[PATCH 25/26] Added BackLog for default WIP make it maintain hierarchy
abartlet at samba.org
abartlet at samba.org
Thu Jun 5 04:07:30 MDT 2014
From: Luke Morrison <luc785 at hotmail.com>
---
Sdfsdfs | 0
python/samba/gpclass.py | 131 +++++++---------------------------
source4/scripting/bin/samba_gpoupdate | 40 +++++++----
3 files changed, 54 insertions(+), 117 deletions(-)
create mode 100644 Sdfsdfs
diff --git a/Sdfsdfs b/Sdfsdfs
new file mode 100644
index 0000000..e69de29
diff --git a/python/samba/gpclass.py b/python/samba/gpclass.py
index 59b6402..c728045 100755
--- a/python/samba/gpclass.py
+++ b/python/samba/gpclass.py
@@ -117,15 +117,18 @@ class gp_sec_ext(gp_ext):
}
#FIXME. EACH gpo should have a parser, and a creater. Essentially a gpo is just a file. Possibly a method and class to link it to organization unit (if that already does not exist) so that GPO's can be created arithmetically, possibly with a hashtable for certain GPO, then linked if desired. Also could store a backup folder of gpo's and then configure them without necessarily deploying it.
- def read_inf(self, path, conn):
+ def read_inf(self, path, conn, attr_log):
inftable = self.populate_inf()
- '''The inf file to be mapped'''
- #policy = codecs.open(path, encoding='utf-16')
try:
policy = conn.loadfile(path).decode('utf-16')
except:
return None
current_section = None
+ print attr_log
+ #LOG2 = open(attr_log, "w")
+ LOG = open(attr_log, "a")
+ print path.split('/')[2]
+ LOG.write(str(path.split('/')[2]) + '\n')

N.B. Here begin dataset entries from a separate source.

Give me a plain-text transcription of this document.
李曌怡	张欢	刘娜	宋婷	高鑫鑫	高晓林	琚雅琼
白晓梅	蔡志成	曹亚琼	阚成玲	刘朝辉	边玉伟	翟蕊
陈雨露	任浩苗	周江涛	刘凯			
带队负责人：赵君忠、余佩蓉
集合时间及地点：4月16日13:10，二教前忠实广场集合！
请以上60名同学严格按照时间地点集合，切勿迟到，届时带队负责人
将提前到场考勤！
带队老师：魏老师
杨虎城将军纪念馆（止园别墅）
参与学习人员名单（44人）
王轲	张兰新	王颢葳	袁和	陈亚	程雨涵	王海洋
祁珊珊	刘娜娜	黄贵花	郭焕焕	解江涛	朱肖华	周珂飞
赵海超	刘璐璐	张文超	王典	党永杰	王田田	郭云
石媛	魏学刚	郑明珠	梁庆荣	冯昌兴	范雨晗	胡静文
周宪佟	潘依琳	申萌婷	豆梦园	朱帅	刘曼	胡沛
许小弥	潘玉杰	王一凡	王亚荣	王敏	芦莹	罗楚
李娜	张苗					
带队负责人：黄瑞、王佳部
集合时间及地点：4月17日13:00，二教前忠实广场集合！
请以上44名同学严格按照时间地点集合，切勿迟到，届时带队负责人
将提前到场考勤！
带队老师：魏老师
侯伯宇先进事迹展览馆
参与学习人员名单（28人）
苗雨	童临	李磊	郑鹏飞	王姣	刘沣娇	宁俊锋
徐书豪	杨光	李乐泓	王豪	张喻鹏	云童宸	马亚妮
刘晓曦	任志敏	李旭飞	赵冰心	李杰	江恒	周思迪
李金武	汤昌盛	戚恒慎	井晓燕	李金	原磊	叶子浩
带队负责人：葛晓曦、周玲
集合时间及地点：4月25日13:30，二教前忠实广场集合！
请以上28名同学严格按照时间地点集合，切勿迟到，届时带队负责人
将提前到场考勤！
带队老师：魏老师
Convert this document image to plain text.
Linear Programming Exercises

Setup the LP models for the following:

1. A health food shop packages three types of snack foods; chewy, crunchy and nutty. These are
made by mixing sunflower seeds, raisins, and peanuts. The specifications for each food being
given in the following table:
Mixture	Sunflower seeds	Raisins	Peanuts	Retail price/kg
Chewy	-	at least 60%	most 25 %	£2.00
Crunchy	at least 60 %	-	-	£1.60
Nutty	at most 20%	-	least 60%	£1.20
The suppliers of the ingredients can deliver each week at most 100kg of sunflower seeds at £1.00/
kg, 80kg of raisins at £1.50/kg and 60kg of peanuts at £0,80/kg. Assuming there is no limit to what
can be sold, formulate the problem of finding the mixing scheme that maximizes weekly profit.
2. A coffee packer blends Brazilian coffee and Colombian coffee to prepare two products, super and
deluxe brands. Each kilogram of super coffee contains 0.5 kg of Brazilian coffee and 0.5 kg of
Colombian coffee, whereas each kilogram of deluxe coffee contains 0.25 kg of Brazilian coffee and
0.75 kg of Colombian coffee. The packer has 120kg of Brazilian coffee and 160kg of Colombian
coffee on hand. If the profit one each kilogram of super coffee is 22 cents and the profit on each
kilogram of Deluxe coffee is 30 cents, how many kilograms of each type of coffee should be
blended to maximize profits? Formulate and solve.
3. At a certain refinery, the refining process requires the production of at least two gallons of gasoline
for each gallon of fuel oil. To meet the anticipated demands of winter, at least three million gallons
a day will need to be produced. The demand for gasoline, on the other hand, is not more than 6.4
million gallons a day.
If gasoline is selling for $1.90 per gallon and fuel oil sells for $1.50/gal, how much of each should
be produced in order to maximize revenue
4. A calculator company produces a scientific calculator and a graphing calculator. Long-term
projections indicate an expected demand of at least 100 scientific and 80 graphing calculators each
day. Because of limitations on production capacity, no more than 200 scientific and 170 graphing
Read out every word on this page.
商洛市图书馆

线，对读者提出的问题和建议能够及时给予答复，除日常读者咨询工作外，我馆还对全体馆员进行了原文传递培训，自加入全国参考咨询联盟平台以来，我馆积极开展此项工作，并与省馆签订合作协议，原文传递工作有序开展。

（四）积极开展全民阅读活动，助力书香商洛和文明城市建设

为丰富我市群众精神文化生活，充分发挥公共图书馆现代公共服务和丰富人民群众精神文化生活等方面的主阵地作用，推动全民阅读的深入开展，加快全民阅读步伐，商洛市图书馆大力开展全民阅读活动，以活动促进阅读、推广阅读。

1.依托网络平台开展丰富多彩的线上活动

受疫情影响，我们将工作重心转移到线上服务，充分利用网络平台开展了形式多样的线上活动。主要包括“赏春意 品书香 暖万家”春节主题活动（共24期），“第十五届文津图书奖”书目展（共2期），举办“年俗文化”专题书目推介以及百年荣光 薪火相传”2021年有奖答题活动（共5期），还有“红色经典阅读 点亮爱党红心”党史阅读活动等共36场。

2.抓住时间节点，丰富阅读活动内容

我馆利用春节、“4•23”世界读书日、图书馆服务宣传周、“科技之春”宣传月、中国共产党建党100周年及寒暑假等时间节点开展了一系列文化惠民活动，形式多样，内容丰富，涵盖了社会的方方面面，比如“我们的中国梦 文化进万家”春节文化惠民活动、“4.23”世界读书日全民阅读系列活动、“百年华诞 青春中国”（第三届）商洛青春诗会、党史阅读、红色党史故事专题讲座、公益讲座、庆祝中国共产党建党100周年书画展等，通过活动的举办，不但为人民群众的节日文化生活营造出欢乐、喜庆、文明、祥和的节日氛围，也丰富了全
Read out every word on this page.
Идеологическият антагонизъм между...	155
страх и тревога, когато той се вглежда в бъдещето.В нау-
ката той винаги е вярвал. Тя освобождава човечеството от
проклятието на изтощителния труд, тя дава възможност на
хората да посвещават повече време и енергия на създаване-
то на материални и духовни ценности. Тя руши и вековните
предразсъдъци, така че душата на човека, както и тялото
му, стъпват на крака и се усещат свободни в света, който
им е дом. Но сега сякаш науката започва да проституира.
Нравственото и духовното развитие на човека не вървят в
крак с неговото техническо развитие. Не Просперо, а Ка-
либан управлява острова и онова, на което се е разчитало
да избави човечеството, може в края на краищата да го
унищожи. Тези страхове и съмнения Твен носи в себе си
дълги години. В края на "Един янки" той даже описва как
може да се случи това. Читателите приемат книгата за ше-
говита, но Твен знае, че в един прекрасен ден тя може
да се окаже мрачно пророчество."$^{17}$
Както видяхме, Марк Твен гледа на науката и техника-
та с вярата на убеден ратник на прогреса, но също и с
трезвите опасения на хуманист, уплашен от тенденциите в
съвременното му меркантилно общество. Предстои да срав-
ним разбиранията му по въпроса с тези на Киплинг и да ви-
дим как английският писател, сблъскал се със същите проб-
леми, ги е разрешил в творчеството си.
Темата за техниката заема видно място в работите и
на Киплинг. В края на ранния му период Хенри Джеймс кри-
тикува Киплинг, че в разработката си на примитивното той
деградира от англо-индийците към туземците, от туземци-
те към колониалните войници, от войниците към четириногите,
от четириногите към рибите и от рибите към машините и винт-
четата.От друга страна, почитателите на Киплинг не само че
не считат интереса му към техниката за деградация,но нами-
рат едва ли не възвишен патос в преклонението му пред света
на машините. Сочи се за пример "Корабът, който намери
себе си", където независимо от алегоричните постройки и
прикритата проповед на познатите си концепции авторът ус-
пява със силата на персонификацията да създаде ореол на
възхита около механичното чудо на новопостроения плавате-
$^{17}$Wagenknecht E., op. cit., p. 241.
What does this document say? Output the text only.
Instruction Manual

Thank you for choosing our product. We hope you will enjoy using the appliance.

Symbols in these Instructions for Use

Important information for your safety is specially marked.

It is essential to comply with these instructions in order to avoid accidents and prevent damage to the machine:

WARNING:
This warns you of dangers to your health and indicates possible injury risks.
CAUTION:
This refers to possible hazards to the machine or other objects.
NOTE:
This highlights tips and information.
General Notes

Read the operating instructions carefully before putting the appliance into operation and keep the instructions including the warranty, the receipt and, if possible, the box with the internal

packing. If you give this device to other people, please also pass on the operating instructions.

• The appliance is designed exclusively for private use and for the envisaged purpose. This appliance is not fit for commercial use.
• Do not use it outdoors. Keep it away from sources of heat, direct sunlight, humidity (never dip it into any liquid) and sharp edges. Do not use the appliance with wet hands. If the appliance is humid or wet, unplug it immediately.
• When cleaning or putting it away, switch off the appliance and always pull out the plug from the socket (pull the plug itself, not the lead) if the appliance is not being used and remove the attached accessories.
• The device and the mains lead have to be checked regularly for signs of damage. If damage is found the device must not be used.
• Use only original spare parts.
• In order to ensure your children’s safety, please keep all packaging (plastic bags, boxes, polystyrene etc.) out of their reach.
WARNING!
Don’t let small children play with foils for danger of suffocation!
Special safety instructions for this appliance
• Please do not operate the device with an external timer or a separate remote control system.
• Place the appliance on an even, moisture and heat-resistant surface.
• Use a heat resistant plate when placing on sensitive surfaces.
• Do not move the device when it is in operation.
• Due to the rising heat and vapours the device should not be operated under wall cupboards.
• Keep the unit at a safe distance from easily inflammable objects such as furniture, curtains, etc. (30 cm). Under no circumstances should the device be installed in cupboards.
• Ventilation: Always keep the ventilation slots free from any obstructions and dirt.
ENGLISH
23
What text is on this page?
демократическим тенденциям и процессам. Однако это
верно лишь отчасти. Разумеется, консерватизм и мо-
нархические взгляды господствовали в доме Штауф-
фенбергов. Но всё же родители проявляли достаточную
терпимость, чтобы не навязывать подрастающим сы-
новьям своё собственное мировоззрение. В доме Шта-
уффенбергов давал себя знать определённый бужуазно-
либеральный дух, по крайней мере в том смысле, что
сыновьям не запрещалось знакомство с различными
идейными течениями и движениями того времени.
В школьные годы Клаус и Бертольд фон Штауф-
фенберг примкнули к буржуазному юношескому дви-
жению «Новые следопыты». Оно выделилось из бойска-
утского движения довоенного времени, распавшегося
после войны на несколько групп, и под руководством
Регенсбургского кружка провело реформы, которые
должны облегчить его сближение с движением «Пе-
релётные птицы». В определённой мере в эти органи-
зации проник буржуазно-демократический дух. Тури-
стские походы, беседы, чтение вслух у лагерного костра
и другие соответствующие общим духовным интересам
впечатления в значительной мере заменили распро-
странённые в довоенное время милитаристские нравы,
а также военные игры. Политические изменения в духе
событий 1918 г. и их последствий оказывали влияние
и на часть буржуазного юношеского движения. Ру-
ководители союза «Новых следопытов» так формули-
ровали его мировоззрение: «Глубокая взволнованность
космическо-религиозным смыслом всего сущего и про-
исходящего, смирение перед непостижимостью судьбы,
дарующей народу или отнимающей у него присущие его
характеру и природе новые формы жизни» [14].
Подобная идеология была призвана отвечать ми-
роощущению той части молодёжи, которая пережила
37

for line in policy.splitlines():
line = line.strip()
if line[0] == '[':
@@ -141,102 +144,27 @@ class gp_sec_ext(gp_ext):
if current_section.get(key):
(att, setter) = current_section.get(key)
value = value.encode('ascii', 'ignore')
+ #so value is the value that it contains, and the att is the attribute
+ LOG.write(att + ' ' + value + '\n')
+ #copy and paste this logic to backwalk deleted GPO
setter(self.ldb, self.dn, att, value).update_samba()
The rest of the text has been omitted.